Security repercussions of allowing ~/.local/share/flatpak
Phaedrus Leeds
mwleeds at protonmail.com
Wed Mar 9 19:57:48 UTC 2022
Read-write access to the flatpak installation directory means you can override the permissions granted to yourself (in this case org.freedesktop.appstream-glib) or any other app, or corrupt the Flatpaks any other way you please. But if you only need to do validation, don't you only need read-only access? So you can do `--filesystem=~/.local/share/flatpak:ro`?
--
Phaedrus Leeds
------- Original Message -------
On Tuesday, March 8th, 2022 at 2:47 AM, TheEvilSkeleton <theevilskeleton at riseup.net> wrote:
> Hello,
>
> I have recently opened a merge request (MR) in the appstream-glib repository to allow read-write access to ~/.local/share/flatpak, where all Flatpak applications are installed as a user.
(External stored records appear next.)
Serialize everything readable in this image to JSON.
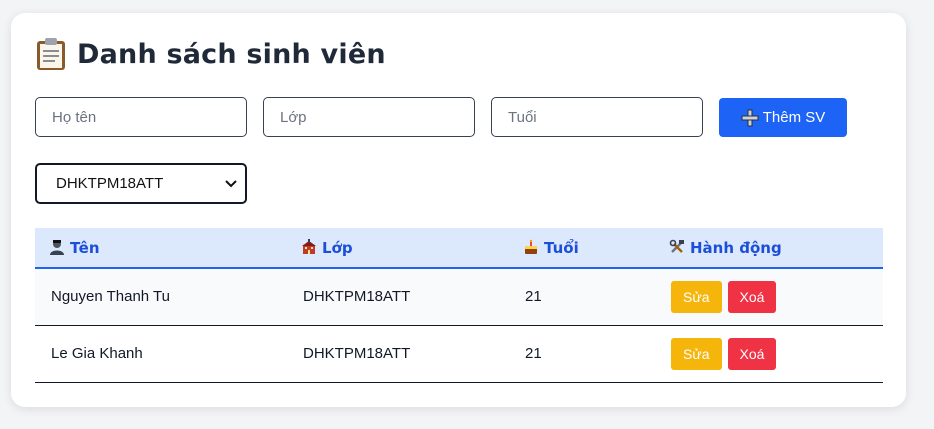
{
  "header": {
    "title": "Danh sách sinh viên",
    "icon": "clipboard-icon"
  },
  "form": {
    "name_placeholder": "Họ tên",
    "class_placeholder": "Lớp",
    "age_placeholder": "Tuổi",
    "name_value": "",
    "class_value": "",
    "age_value": "",
    "add_button_label": "Thêm SV",
    "add_button_icon": "plus-icon"
  },
  "filter": {
    "selected": "DHKTPM18ATT"
  },
  "table": {
    "headers": [
      {
        "label": "Tên",
        "icon": "student-icon"
      },
      {
        "label": "Lớp",
        "icon": "school-icon"
      },
      {
        "label": "Tuổi",
        "icon": "cake-icon"
      },
      {
        "label": "Hành động",
        "icon": "tools-icon"
      }
    ],
    "rows": [
      {
        "name": "Nguyen Thanh Tu",
        "class": "DHKTPM18ATT",
        "age": "21",
        "edit_label": "Sửa",
        "delete_label": "Xoá"
      },
      {
        "name": "Le Gia Khanh",
        "class": "DHKTPM18ATT",
        "age": "21",
        "edit_label": "Sửa",
        "delete_label": "Xoá"
      }
    ]
  },
  "colors": {
    "primary": "#1d63f5",
    "edit": "#f5b50a",
    "delete": "#ef3344",
    "header_bg": "#dce9fd"
  }
}
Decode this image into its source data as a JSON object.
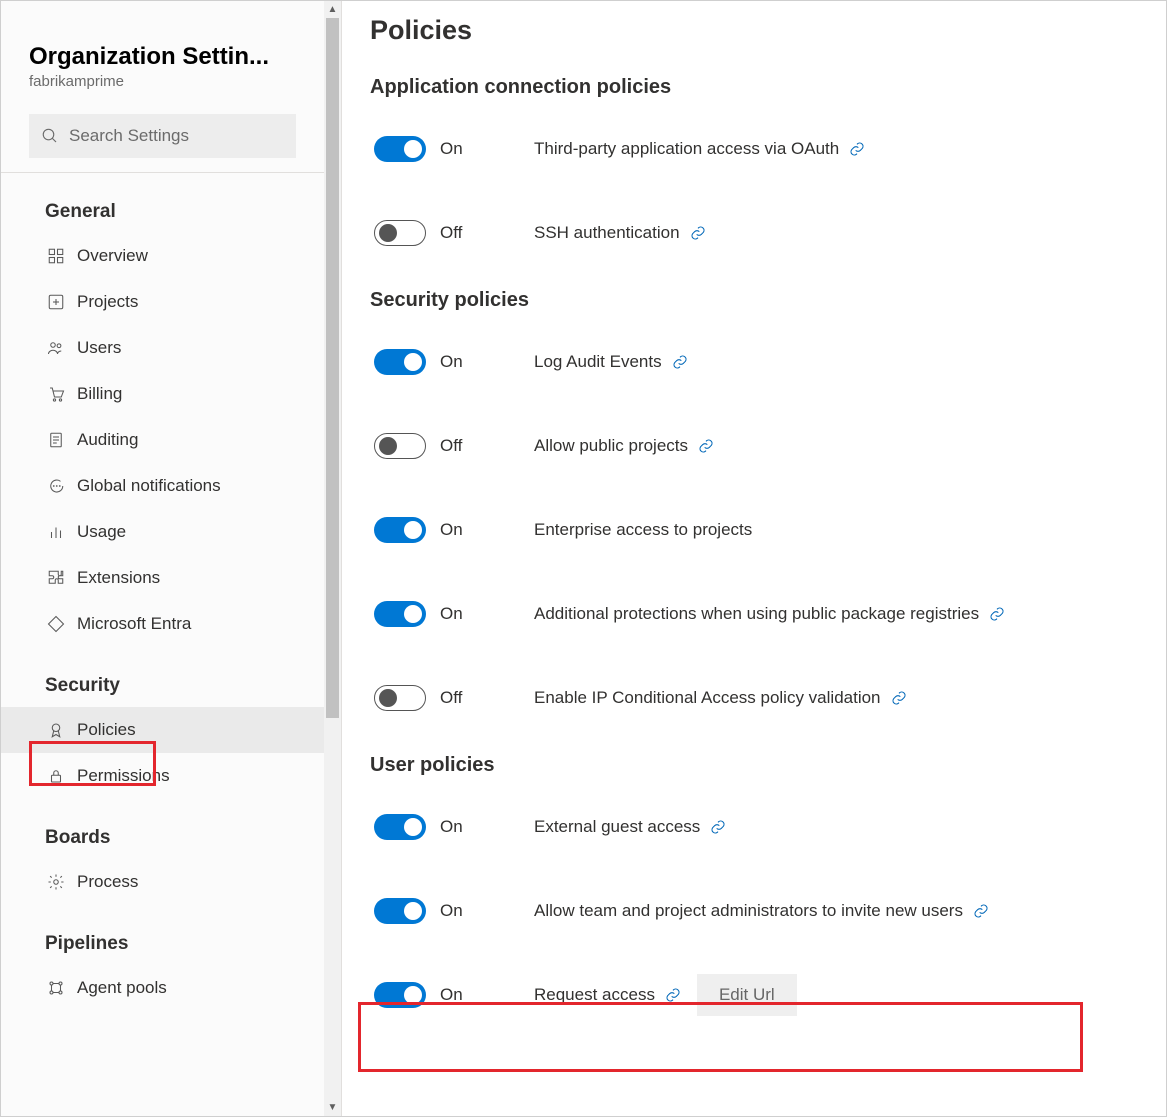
{
  "sidebar": {
    "title": "Organization Settin...",
    "subtitle": "fabrikamprime",
    "search_placeholder": "Search Settings",
    "sections": [
      {
        "title": "General",
        "items": [
          {
            "label": "Overview",
            "icon": "grid-icon"
          },
          {
            "label": "Projects",
            "icon": "plus-box-icon"
          },
          {
            "label": "Users",
            "icon": "people-icon"
          },
          {
            "label": "Billing",
            "icon": "cart-icon"
          },
          {
            "label": "Auditing",
            "icon": "log-icon"
          },
          {
            "label": "Global notifications",
            "icon": "chat-icon"
          },
          {
            "label": "Usage",
            "icon": "bar-chart-icon"
          },
          {
            "label": "Extensions",
            "icon": "puzzle-icon"
          },
          {
            "label": "Microsoft Entra",
            "icon": "diamond-icon"
          }
        ]
      },
      {
        "title": "Security",
        "items": [
          {
            "label": "Policies",
            "icon": "ribbon-icon",
            "selected": true
          },
          {
            "label": "Permissions",
            "icon": "lock-icon"
          }
        ]
      },
      {
        "title": "Boards",
        "items": [
          {
            "label": "Process",
            "icon": "gear-icon"
          }
        ]
      },
      {
        "title": "Pipelines",
        "items": [
          {
            "label": "Agent pools",
            "icon": "pool-icon"
          }
        ]
      }
    ]
  },
  "main": {
    "title": "Policies",
    "on_label": "On",
    "off_label": "Off",
    "edit_url_label": "Edit Url",
    "groups": [
      {
        "title": "Application connection policies",
        "items": [
          {
            "label": "Third-party application access via OAuth",
            "state": "on",
            "link": true
          },
          {
            "label": "SSH authentication",
            "state": "off",
            "link": true
          }
        ]
      },
      {
        "title": "Security policies",
        "items": [
          {
            "label": "Log Audit Events",
            "state": "on",
            "link": true
          },
          {
            "label": "Allow public projects",
            "state": "off",
            "link": true
          },
          {
            "label": "Enterprise access to projects",
            "state": "on",
            "link": false
          },
          {
            "label": "Additional protections when using public package registries",
            "state": "on",
            "link": true
          },
          {
            "label": "Enable IP Conditional Access policy validation",
            "state": "off",
            "link": true
          }
        ]
      },
      {
        "title": "User policies",
        "items": [
          {
            "label": "External guest access",
            "state": "on",
            "link": true
          },
          {
            "label": "Allow team and project administrators to invite new users",
            "state": "on",
            "link": true
          },
          {
            "label": "Request access",
            "state": "on",
            "link": true,
            "edit_url": true
          }
        ]
      }
    ]
  }
}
This is because I wanted to check whether an application had a valid appstream file after install.
>
> The reason of submitting this MR, as pointed out in the MR, I couldn't run appstream-glib in said directory because filesystem=host excludes the install directory, so I went ahead and explicitly added this directory so I can run this application inside that directory. However, the maintainer of the application, hughsie, is unsure about this MR and would like to know about the security repercussions of allowing this directory explicitly. In my opinion, for an application like appstream-glib, there shouldn't be much of an issue, but I'll see what the members have to say.